L'inconvénient de l'amour égal, fût-il d'intensité élevée, c'est qu'il atténue la sensation de la passion en la nivelant de constance, ce qui ne manque pas de produire de la frustration au romantique insistant. Par défaut de contraste et faute de risques, on n'en tire qu'une monotonie peut-être rassurante, et l'on en perd l'aspect divertissant et pimenté, tout le jeu des extrémités qui en fait souvent sa justification inavouée – un tel amour n'est pas pour les équanimes. C'est pourquoi l'on voit souvent les amants se fabriquer des problèmes et des excitations, et s'altérer l'humeur, et se créer du suspense, se compliquer singulièrement, susciter provocations, disputes et réconciliations superficielles : c'est qu'une exaspération a surgi de la régularité du couple et qu'ils ne peuvent se satisfaire de l'ordinaire de celui dont la normalité ne saurait surprendre ; alors est venue cette impatience perturbée et ce désir de frivolités.
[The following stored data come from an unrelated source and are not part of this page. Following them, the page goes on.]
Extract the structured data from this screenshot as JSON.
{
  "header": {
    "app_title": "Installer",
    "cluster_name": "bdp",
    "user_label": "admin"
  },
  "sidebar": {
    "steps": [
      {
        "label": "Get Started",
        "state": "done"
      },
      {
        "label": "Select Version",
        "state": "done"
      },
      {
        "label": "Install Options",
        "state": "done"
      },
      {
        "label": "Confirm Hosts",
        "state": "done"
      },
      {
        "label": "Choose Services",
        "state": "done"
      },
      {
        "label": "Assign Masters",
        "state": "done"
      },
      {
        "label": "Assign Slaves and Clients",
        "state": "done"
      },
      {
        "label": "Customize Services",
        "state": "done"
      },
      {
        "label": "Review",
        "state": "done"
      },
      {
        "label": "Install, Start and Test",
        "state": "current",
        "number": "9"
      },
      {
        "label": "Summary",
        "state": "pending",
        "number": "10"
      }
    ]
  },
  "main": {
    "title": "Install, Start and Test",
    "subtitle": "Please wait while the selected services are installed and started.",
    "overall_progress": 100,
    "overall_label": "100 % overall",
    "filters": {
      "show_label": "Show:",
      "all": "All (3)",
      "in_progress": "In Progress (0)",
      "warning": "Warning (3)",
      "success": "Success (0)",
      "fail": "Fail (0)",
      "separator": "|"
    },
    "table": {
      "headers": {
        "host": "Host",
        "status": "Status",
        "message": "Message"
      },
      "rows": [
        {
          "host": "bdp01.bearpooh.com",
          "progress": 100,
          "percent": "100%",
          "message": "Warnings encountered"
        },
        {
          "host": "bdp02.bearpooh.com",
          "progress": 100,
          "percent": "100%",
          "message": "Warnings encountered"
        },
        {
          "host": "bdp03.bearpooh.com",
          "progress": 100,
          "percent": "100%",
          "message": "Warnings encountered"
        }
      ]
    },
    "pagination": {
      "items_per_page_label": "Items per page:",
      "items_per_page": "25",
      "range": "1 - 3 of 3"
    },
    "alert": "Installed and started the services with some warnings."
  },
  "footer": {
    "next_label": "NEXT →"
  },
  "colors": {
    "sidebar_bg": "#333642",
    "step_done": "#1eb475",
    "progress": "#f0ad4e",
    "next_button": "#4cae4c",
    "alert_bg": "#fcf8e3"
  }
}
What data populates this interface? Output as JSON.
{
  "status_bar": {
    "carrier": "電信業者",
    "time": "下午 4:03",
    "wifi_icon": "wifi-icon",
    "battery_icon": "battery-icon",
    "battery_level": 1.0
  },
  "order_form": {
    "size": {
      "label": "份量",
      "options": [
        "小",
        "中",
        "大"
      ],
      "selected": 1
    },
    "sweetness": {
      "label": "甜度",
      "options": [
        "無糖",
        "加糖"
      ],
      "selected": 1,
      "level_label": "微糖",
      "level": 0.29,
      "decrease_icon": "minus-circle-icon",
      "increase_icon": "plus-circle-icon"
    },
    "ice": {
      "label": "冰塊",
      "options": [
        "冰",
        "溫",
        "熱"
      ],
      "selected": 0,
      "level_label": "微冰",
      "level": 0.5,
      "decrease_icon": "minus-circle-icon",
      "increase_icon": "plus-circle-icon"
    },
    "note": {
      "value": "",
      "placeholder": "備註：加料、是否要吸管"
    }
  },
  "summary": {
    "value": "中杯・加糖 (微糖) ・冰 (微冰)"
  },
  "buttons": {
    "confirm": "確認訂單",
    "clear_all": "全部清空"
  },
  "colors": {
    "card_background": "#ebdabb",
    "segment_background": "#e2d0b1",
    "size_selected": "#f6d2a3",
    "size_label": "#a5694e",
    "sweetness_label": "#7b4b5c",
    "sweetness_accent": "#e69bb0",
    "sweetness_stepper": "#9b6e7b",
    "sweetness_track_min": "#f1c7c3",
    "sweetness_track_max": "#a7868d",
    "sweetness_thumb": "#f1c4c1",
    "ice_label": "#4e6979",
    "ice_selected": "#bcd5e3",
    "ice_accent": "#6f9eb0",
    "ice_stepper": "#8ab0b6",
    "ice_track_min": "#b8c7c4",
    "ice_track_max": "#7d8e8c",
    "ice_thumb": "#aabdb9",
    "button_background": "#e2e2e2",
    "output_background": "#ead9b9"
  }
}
On cherche à convoquer des altérations, des sursauts et des crises où, si l'amant s'y dérobe, on lui en veut d'établir la relation sur une ligne routinière et fiable. Ainsi parfois aime-t-on que l'amant soit « imprévisible », fût-ce pour être inexplicablement tyrannique, parce que les regrets et les pleurs qu'on exhale, avec les réconciliations, rehaussent la banalité de l'amour et font des impressions de particularités et de grandeur.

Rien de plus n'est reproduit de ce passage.